Dialogue affirms trade balance the goal: official
China and the U.S. have agreed to cooperate in cutting their trade deficit, officials from both countries said Wednesday at the conclusion of the first China-U.S. Comprehensive Economic Dialogue (CED), rendering skepticism by some foreign media outlets over the economic talks.
The two countries agreed to work constructively together to address the trade imbalance, Chinese Vice Finance Minister Zhu Guangyao said after the one-day economic dialogue in Washington, DC, the Xinhua News Agency reported.
"Both sides agreed that one of the ways to solve the trade imbalance is for the U.S. to expand its exports to China, instead of reducing them," Zhu said, adding that China is not deliberately seeking a trade surplus with the U.S. and is willing to achieve balanced trade.
U.S. Treasury Secretary Steven Mnuchin and U.S. Commerce Secretary Wilbur Ross also noted the bilateral consensus on the trade deficit.
"China acknowledged our shared objective to reduce the trade deficit which both sides will work cooperatively to achieve," they said in a statement, Reuters reported.
At a daily briefing on Thursday, Chinese foreign ministry spokesperson Lu Kang stated both sides agreed on constructive cooperation in narrowing the trade deficit.
The two countries discussed a wide range of issues, including trade and investment, the China-U.S. 100-day action plan, a one-year cooperation plan and global economic governance, and reached broad consensus, the spokesperson said.
Both countries believe this is an innovative, down-to-earth and constructive dialogue, Lu said.
The most significant achievement of the economic dialogue is its acknowledgement of the right direction for Sino-U.S. economic cooperation, and regards win-win cooperation as the underlying principle in developing bilateral trade ties, sets dialogue and negotiations as a basic solution to resolving disputes, and considers keeping key economic policy communication as the fundamental approach to dialogue and cooperation, he elaborated.
A Reuters report on Thursday claimed the two countries failed to "agree on major new steps to reduce the U.S. trade deficit with China," and went further by saying the failure casts doubts over "U.S. President Donald Trump's economic and security relations with Beijing."

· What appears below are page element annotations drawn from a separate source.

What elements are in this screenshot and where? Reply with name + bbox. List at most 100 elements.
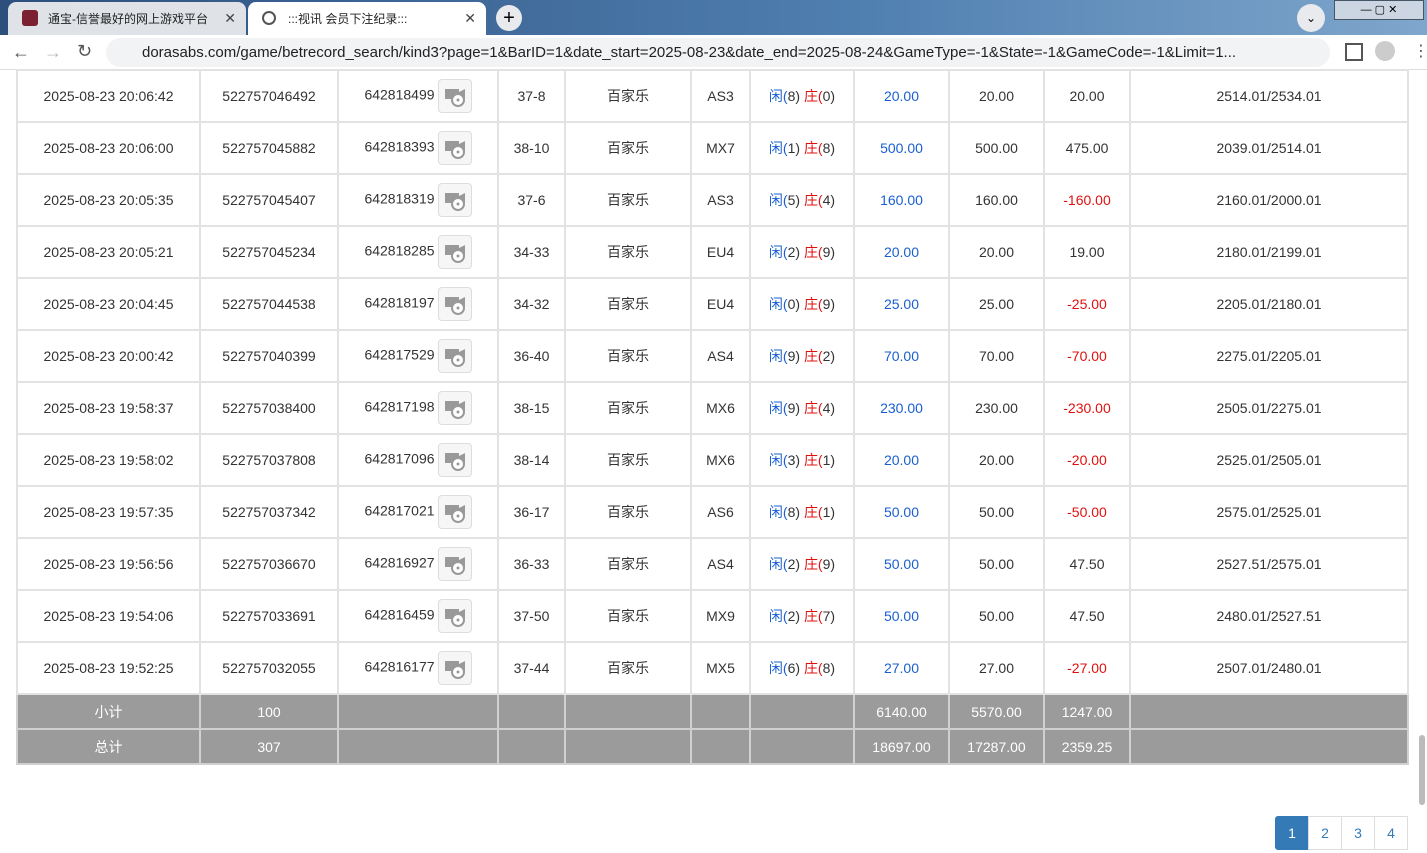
cell-bet: 500.00 bbox=[853, 121, 950, 175]
player-result: 闲(8) bbox=[768, 88, 801, 104]
cell-balance: 2180.01/2199.01 bbox=[1129, 225, 1409, 279]
tab[interactable]: :::视讯 会员下注纪录::: ✕ bbox=[248, 2, 486, 35]
address-bar: ← → ↻ dorasabs.com/game/betrecord_search… bbox=[0, 35, 1427, 70]
video-button[interactable] bbox=[437, 651, 472, 685]
cell-balance: 2514.01/2534.01 bbox=[1129, 69, 1409, 123]
cell-bet-no: 522757037342 bbox=[199, 485, 339, 539]
cell-game-no: 642818285 bbox=[337, 225, 499, 279]
player-result: 闲(0) bbox=[768, 296, 801, 312]
forward[interactable]: → bbox=[44, 42, 62, 62]
game-no: 642818499 bbox=[364, 86, 435, 103]
cell-game: 百家乐 bbox=[564, 173, 692, 227]
cell-table: AS4 bbox=[690, 537, 751, 591]
cell-table: MX9 bbox=[690, 589, 751, 643]
url-field[interactable]: dorasabs.com/game/betrecord_search/kind3… bbox=[106, 38, 1330, 67]
cell-win: -50.00 bbox=[1043, 485, 1131, 539]
bet-row: 2025-08-23 19:52:25 522757032055 642816177… bbox=[16, 641, 1409, 695]
empty-cell bbox=[1129, 693, 1409, 730]
back[interactable]: ← bbox=[12, 42, 30, 62]
window-controls[interactable]: — ▢ ✕ bbox=[1334, 0, 1424, 20]
cell-shoe: 37-50 bbox=[497, 589, 566, 643]
page-link[interactable]: 3 bbox=[1341, 816, 1375, 850]
cell-win: -160.00 bbox=[1043, 173, 1131, 227]
video-button[interactable] bbox=[437, 183, 472, 217]
side-panel[interactable] bbox=[1345, 43, 1363, 61]
banker-result: 庄(1) bbox=[803, 504, 836, 520]
cell-valid: 50.00 bbox=[948, 537, 1045, 591]
cell-bet-no: 522757037808 bbox=[199, 433, 339, 487]
cell-win: 47.50 bbox=[1043, 589, 1131, 643]
cell-shoe: 38-10 bbox=[497, 121, 566, 175]
total-count: 100 bbox=[199, 693, 339, 730]
cell-bet-no: 522757038400 bbox=[199, 381, 339, 435]
cell-valid: 70.00 bbox=[948, 329, 1045, 383]
cell-table: AS3 bbox=[690, 69, 751, 123]
game-no: 642818393 bbox=[364, 138, 435, 155]
video-button[interactable] bbox=[437, 599, 472, 633]
cell-valid: 27.00 bbox=[948, 641, 1045, 695]
cell-result: 闲(9) 庄(2) bbox=[749, 329, 855, 383]
cell-bet-no: 522757045234 bbox=[199, 225, 339, 279]
cell-result: 闲(3) 庄(1) bbox=[749, 433, 855, 487]
cell-balance: 2275.01/2205.01 bbox=[1129, 329, 1409, 383]
bet-row: 2025-08-23 20:04:45 522757044538 642818197… bbox=[16, 277, 1409, 331]
cell-game: 百家乐 bbox=[564, 225, 692, 279]
video-button[interactable] bbox=[437, 495, 472, 529]
video-button[interactable] bbox=[437, 339, 472, 373]
video-button[interactable] bbox=[437, 235, 472, 269]
cell-result: 闲(1) 庄(8) bbox=[749, 121, 855, 175]
bet-row: 2025-08-23 20:05:35 522757045407 642818319… bbox=[16, 173, 1409, 227]
tab-search[interactable]: ⌄ bbox=[1297, 4, 1325, 32]
empty-cell bbox=[749, 728, 855, 765]
cell-bet: 160.00 bbox=[853, 173, 950, 227]
cell-game-no: 642816927 bbox=[337, 537, 499, 591]
cell-table: AS4 bbox=[690, 329, 751, 383]
cell-balance: 2505.01/2275.01 bbox=[1129, 381, 1409, 435]
video-button[interactable] bbox=[437, 287, 472, 321]
cell-time: 2025-08-23 19:56:56 bbox=[16, 537, 201, 591]
page-link[interactable]: 4 bbox=[1374, 816, 1408, 850]
empty-cell bbox=[690, 693, 751, 730]
tab-bar: 通宝-信誉最好的网上游戏平台 ✕ :::视讯 会员下注纪录::: ✕ + ⌄ — ▢… bbox=[0, 0, 1427, 35]
cell-time: 2025-08-23 20:06:00 bbox=[16, 121, 201, 175]
video-button[interactable] bbox=[437, 443, 472, 477]
total-valid: 17287.00 bbox=[948, 728, 1045, 765]
cell-valid: 50.00 bbox=[948, 589, 1045, 643]
game-no: 642818319 bbox=[364, 190, 435, 207]
bet-row: 2025-08-23 19:58:37 522757038400 642817198… bbox=[16, 381, 1409, 435]
cell-game: 百家乐 bbox=[564, 277, 692, 331]
total-valid: 5570.00 bbox=[948, 693, 1045, 730]
page-link[interactable]: 2 bbox=[1308, 816, 1342, 850]
profile[interactable] bbox=[1375, 41, 1395, 61]
cell-shoe: 37-44 bbox=[497, 641, 566, 695]
cell-game: 百家乐 bbox=[564, 641, 692, 695]
cell-bet: 50.00 bbox=[853, 485, 950, 539]
new-tab[interactable]: + bbox=[496, 5, 522, 31]
video-button[interactable] bbox=[437, 79, 472, 113]
cell-shoe: 37-8 bbox=[497, 69, 566, 123]
cell-balance: 2480.01/2527.51 bbox=[1129, 589, 1409, 643]
video-button[interactable] bbox=[437, 547, 472, 581]
cell-game: 百家乐 bbox=[564, 485, 692, 539]
cell-balance: 2527.51/2575.01 bbox=[1129, 537, 1409, 591]
cell-shoe: 38-14 bbox=[497, 433, 566, 487]
cell-shoe: 36-40 bbox=[497, 329, 566, 383]
cell-table: MX7 bbox=[690, 121, 751, 175]
cell-bet: 70.00 bbox=[853, 329, 950, 383]
menu[interactable]: ⋮ bbox=[1413, 43, 1427, 60]
cell-game-no: 642818499 bbox=[337, 69, 499, 123]
cell-table: EU4 bbox=[690, 277, 751, 331]
banker-result: 庄(7) bbox=[803, 608, 836, 624]
reload[interactable]: ↻ bbox=[77, 41, 93, 61]
cell-bet-no: 522757033691 bbox=[199, 589, 339, 643]
video-button[interactable] bbox=[437, 131, 472, 165]
tab[interactable]: 通宝-信誉最好的网上游戏平台 ✕ bbox=[8, 2, 246, 35]
cell-time: 2025-08-23 20:05:21 bbox=[16, 225, 201, 279]
bet-table: 2025-08-23 20:06:42 522757046492 642818499… bbox=[16, 69, 1409, 765]
cell-valid: 20.00 bbox=[948, 433, 1045, 487]
page-link[interactable]: 1 bbox=[1275, 816, 1309, 850]
scrollbar bbox=[1419, 735, 1425, 805]
video-button[interactable] bbox=[437, 391, 472, 425]
cell-valid: 20.00 bbox=[948, 69, 1045, 123]
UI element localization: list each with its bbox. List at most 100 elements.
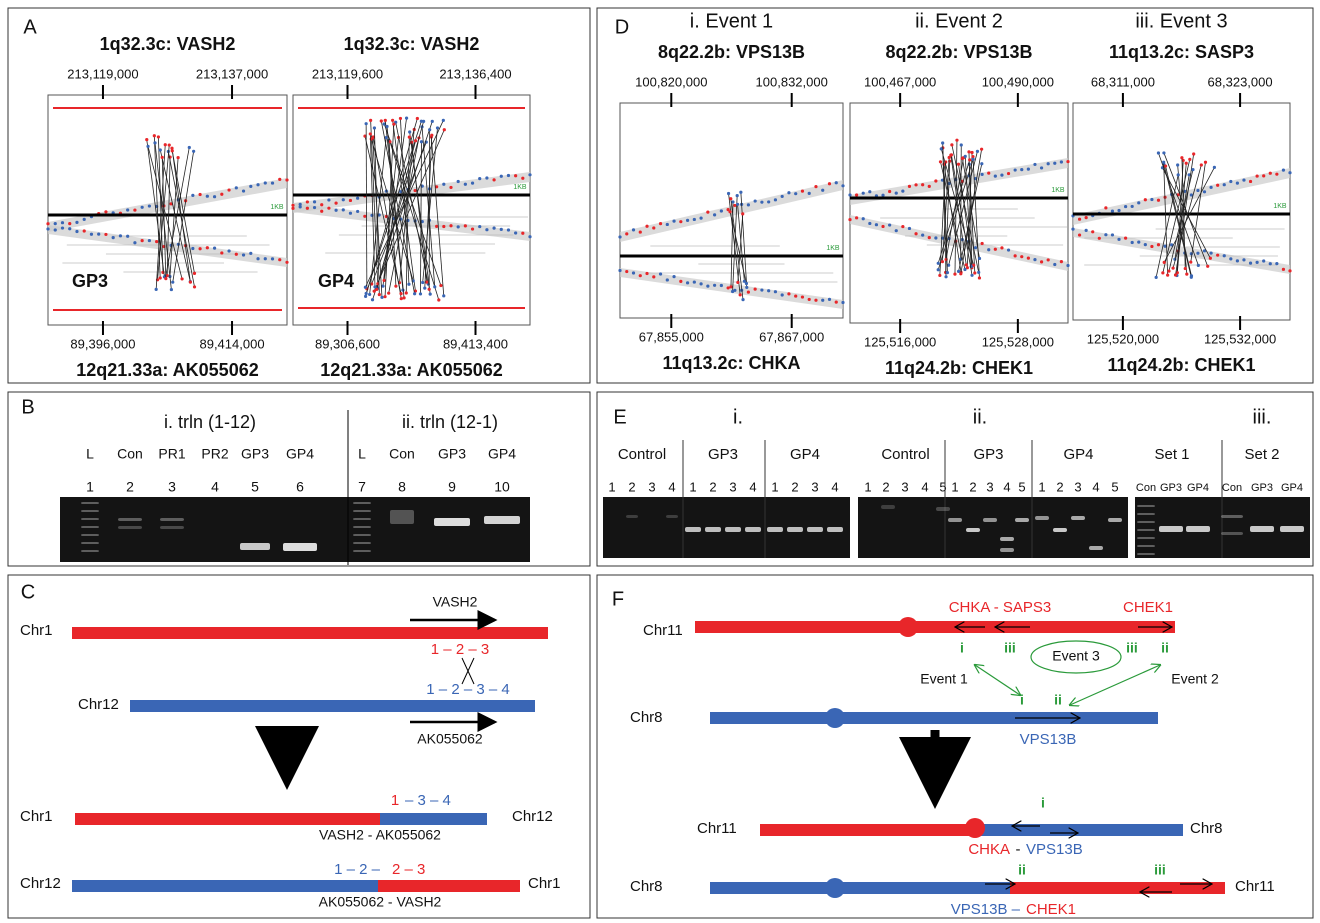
read-dot — [169, 202, 173, 206]
read-dot — [53, 222, 57, 226]
read-dot — [341, 198, 345, 202]
read-dot — [227, 249, 231, 253]
read-dot — [638, 230, 642, 234]
label: i — [1020, 692, 1024, 708]
read-dot — [746, 290, 750, 294]
tick-label: 125,528,000 — [982, 334, 1054, 349]
lane-number: GP4 — [1187, 482, 1209, 494]
read-dot — [1216, 253, 1220, 257]
read-dot — [773, 290, 778, 294]
gel-band — [745, 527, 761, 532]
pair-end — [375, 287, 379, 291]
read-dot — [1156, 243, 1161, 247]
tick-label: 213,119,600 — [312, 66, 383, 81]
gel-band — [1221, 515, 1243, 518]
read-dot — [270, 181, 275, 185]
read-dot — [1077, 217, 1082, 221]
panel-label: C — [21, 581, 35, 603]
read-dot — [1163, 244, 1167, 248]
lane-number: 1 — [771, 479, 778, 494]
read-dot — [787, 191, 791, 195]
plot-title: 1q32.3c: VASH2 — [344, 34, 480, 54]
pair-end — [187, 145, 191, 150]
read-dot — [1268, 171, 1272, 175]
pair-end — [384, 136, 388, 140]
pair-end — [956, 269, 961, 274]
pair-end — [372, 289, 376, 293]
read-dot — [1268, 262, 1272, 266]
read-dot — [1202, 249, 1207, 253]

"China and the U.S. have differences but the key is to reach a consensus in principle despite these differences. This will lay a good foundation for both sides to resolve their conflicts and problems in the future," Li Yong, deputy secretary-general of the China Association of International Trade, told the Global Times.
"These consensuses mean increasing the size of the pie of common interests to allow both countries to benefit from economic and trade cooperation. In this sense, the dialogue was constructive and a success," Li said.